Blaine blinked, swung his eyes to Sugar. "A bomb?"
"We have no idea what we're dealing with. He said in his message he'd destroy the ship. Explosives come to mind."
"Pay the money, Morton," Lola said. "Just make the phone calls. Pay the damn money."
"I wouldn't do it even if I could," said Sampson. "How the hell would I get fifty-eight million dollars together in less than twelve hours? How the hell would I do that, Lola? Do you have any idea? Tell me. You know the books better than I do. You know our friends at Suisse Credite, Citicorp. You have that kind of money tucked away in one of your jewelry boxes, do you?"
"There's Wally Bergson."
Sampson scowled. He worked his tongue against the inside of his front teeth like he was trying to dislodge a kernel of corn.
"Bergson," he said finally. "Fuck Bergson. I can manage this."

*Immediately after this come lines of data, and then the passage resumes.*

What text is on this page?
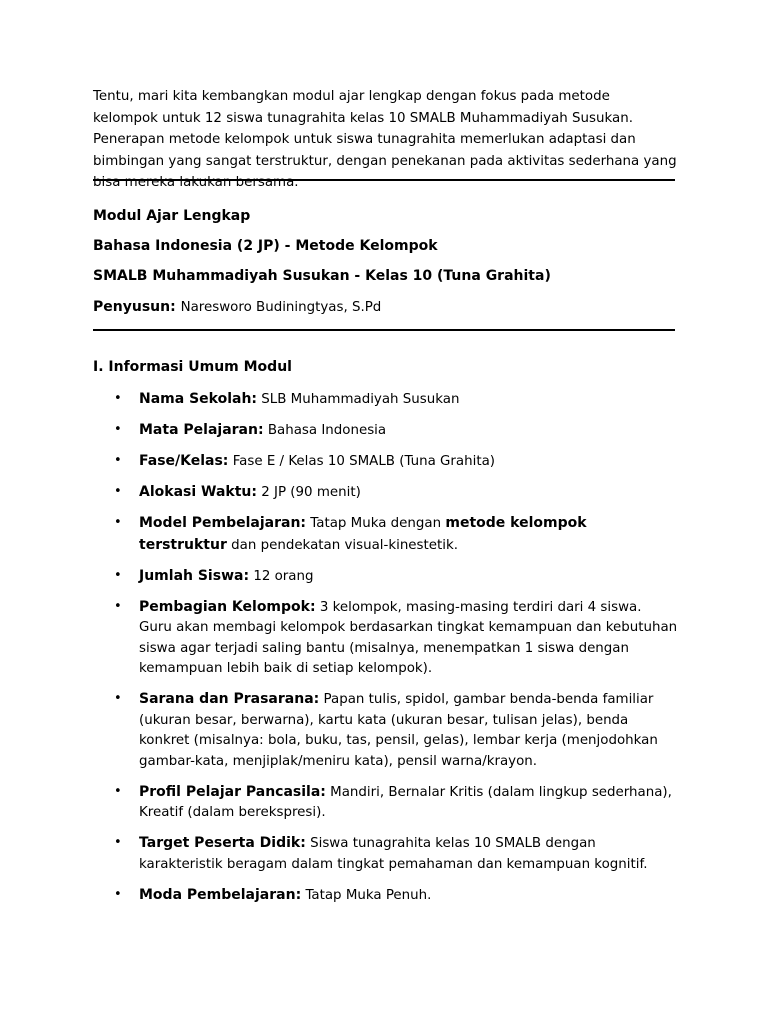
Tentu, mari kita kembangkan modul ajar lengkap dengan fokus pada metode kelompok untuk 12 siswa tunagrahita kelas 10 SMALB Muhammadiyah Susukan. Penerapan metode kelompok untuk siswa tunagrahita memerlukan adaptasi dan bimbingan yang sangat terstruktur, dengan penekanan pada aktivitas sederhana yang bisa mereka lakukan bersama.

Modul Ajar Lengkap

Bahasa Indonesia (2 JP) - Metode Kelompok

SMALB Muhammadiyah Susukan - Kelas 10 (Tuna Grahita)

Penyusun: Naresworo Budiningtyas, S.Pd

I. Informasi Umum Modul

• Nama Sekolah: SLB Muhammadiyah Susukan
• Mata Pelajaran: Bahasa Indonesia
• Fase/Kelas: Fase E / Kelas 10 SMALB (Tuna Grahita)
• Alokasi Waktu: 2 JP (90 menit)
• Model Pembelajaran: Tatap Muka dengan metode kelompok terstruktur dan pendekatan visual-kinestetik.
• Jumlah Siswa: 12 orang
• Pembagian Kelompok: 3 kelompok, masing-masing terdiri dari 4 siswa. Guru akan membagi kelompok berdasarkan tingkat kemampuan dan kebutuhan siswa agar terjadi saling bantu (misalnya, menempatkan 1 siswa dengan kemampuan lebih baik di setiap kelompok).
• Sarana dan Prasarana: Papan tulis, spidol, gambar benda-benda familiar (ukuran besar, berwarna), kartu kata (ukuran besar, tulisan jelas), benda konkret (misalnya: bola, buku, tas, pensil, gelas), lembar kerja (menjodohkan gambar-kata, menjiplak/meniru kata), pensil warna/krayon.
• Profil Pelajar Pancasila: Mandiri, Bernalar Kritis (dalam lingkup sederhana), Kreatif (dalam berekspresi).
• Target Peserta Didik: Siswa tunagrahita kelas 10 SMALB dengan karakteristik beragam dalam tingkat pemahaman dan kemampuan kognitif.
• Moda Pembelajaran: Tatap Muka Penuh.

Sugarman patted Murphy on the shoulder. "Go on, Murph. Get started. Rub whatever good luck charms you got, rub them twice, and move your ass."
***
In the two hours since the ship had gotten under way, Thorn had used the passkey on every cabin. He'd discovered seven people still aboard. His tablemate, the TV lawyer, had left his kids behind in the game room. Each of them was hard at work with the joystick of a fighter jet simulator. Thorn watched the boy destroy a half-dozen villages and several vicious-looking tanks. His sister was even more deadly. Stacked on the lids of each of their machines were a dozen rolls of quarters. There were candy wrappers and potato chip bags at their feet. Thorn decided not to try to wake them from their reverie.